Sur les demandes accessoires :Compte tenu de l’issue du litige, il convient de laisser à la charge de chaque partie les dépens par elle engagés.
En outre, compte tenu des situations respectives des parties, il y a lieu de débouter la SAS ACTION LOGEMENT SERVICES de sa demande formulée au titre de l’article 700 du code de procédure civile.

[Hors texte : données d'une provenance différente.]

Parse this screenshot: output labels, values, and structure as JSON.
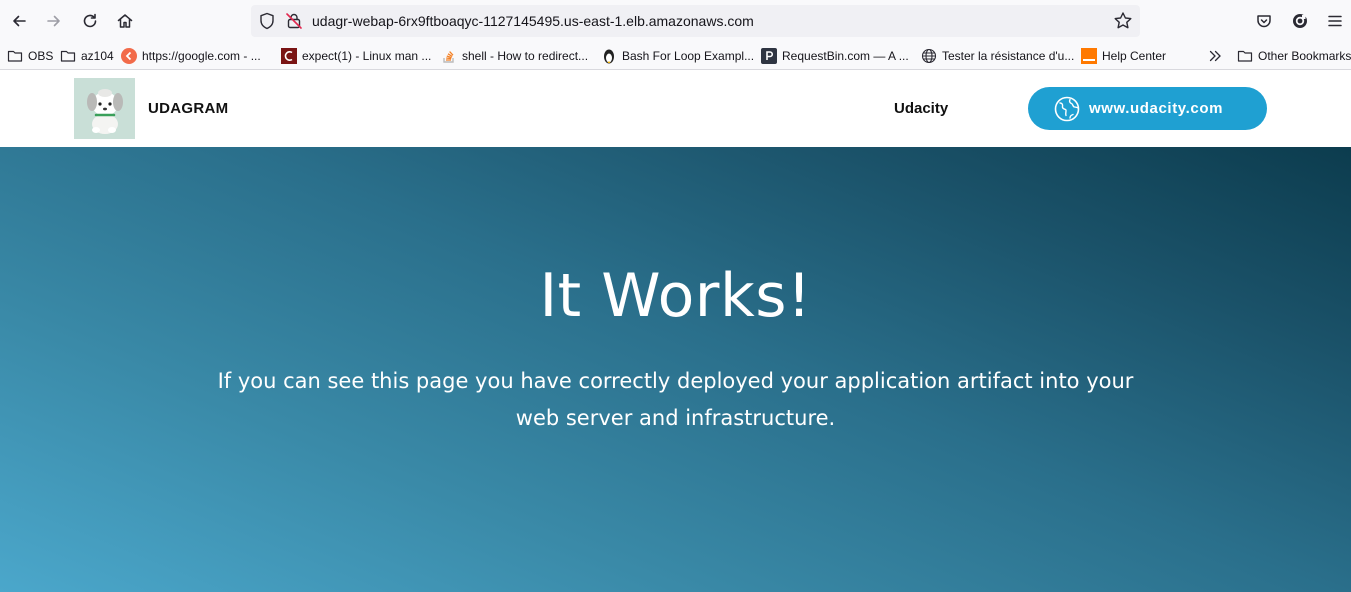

Enfin, il est rappelé que le présent jugement est de plein droit assorti de l’exécution provisoire.
PAR CES MOTIFS :
La juge des contentieux de la protection, statuant par mise à disposition au greffe, par jugement réputé contradictoire et en premier ressort,
DECLARE recevable l’action de la société SAS ACTION LOGEMENT,
CONSTATE que les conditions d’acquisition de la clause résolutoire figurant au bail conclu le 15 mai 2023 entre Monsieur [Z] [Y] et Monsieur [P] [F] concernant l’appartement à usage d’habitation situé au [Adresse 5] à [Adresse 10] [Localité 1] sont réunies à la date du 17 juillet 2024,
CONDAMNE Monsieur [P] [F] à verser à la société SAS ACTION LOGEMENT la somme de 4 146,80€ avec les intérêts au taux légal à compter du présent jugement,
AUTORISE Monsieur [P] [F] à s’acquitter de cette somme, outre le loyer et les charges courants, en 35 mensualités de 115 € chacune et une 36ème mensualité qui soldera la dette en principal et intérêts,
PRECISE que chaque mensualité devra intervenir avant le 30 de chaque mois et pour la première fois avant le 30 du mois suivant celui de la signification du présent jugement,
SUSPEND les effets de la clause résolutoire pendant l’exécution des délais accordés,
DIT que si les délais accordés sont entièrement respectés, la clause résolutoire sera réputée n’avoir jamais été acquise,
DIT qu’en revanche, toute mensualité, qu’elle soit due au titre du loyer et des charges courants ou de l’arriéré, restée impayée quinze jours après l’envoi d’une mise en demeure par lettre recommandée avec avis de réception justifiera :
que la clause résolutoire retrouve son plein effet ;que le solde de la dette devienne immédiatement exigible ;qu’à défaut pour Monsieur [P] [F] d’avoir volontairement libéré les lieux dans les deux mois de la délivrance d’un commandement de quitter les lieux, la société SAS ACTION LOGEMENT puisse faire procéder à son expulsion ainsi qu’à celle de tous les occupants de son chef, avec le concours d’un serrurier et de la force publique si besoin est ;que Monsieur [P] [F] soit condamné à verser au bailleur ou à la société SAS ACTION LOGEMENT, dans la limite des éventuelles quittances subrogatives, une indemnité mensuelle d’occupation égale au montant du loyer et des charges qui auraient été dus en l’absence de résiliation du bail, jusqu’à la date de la libération effective et définitive des lieux caractérisée par la remise des clés au bailleur ou à son mandataire ;REJETTE la demande au titre de l’article 700 du code de procédure civile,
CONDAMNE Monsieur [P] [F] aux dépens, qui comprendront notamment le coût du commandement de payer, de son signalement à la Commission de coordination des actions de prévention des expulsions locatives, de l’assignation et de sa notification à la préfecture,
RAPPELLE que le présent jugement est de plein droit exécutoire par provision.
En foi de quoi, la présente décision est signée par le Juge et par le Greffier.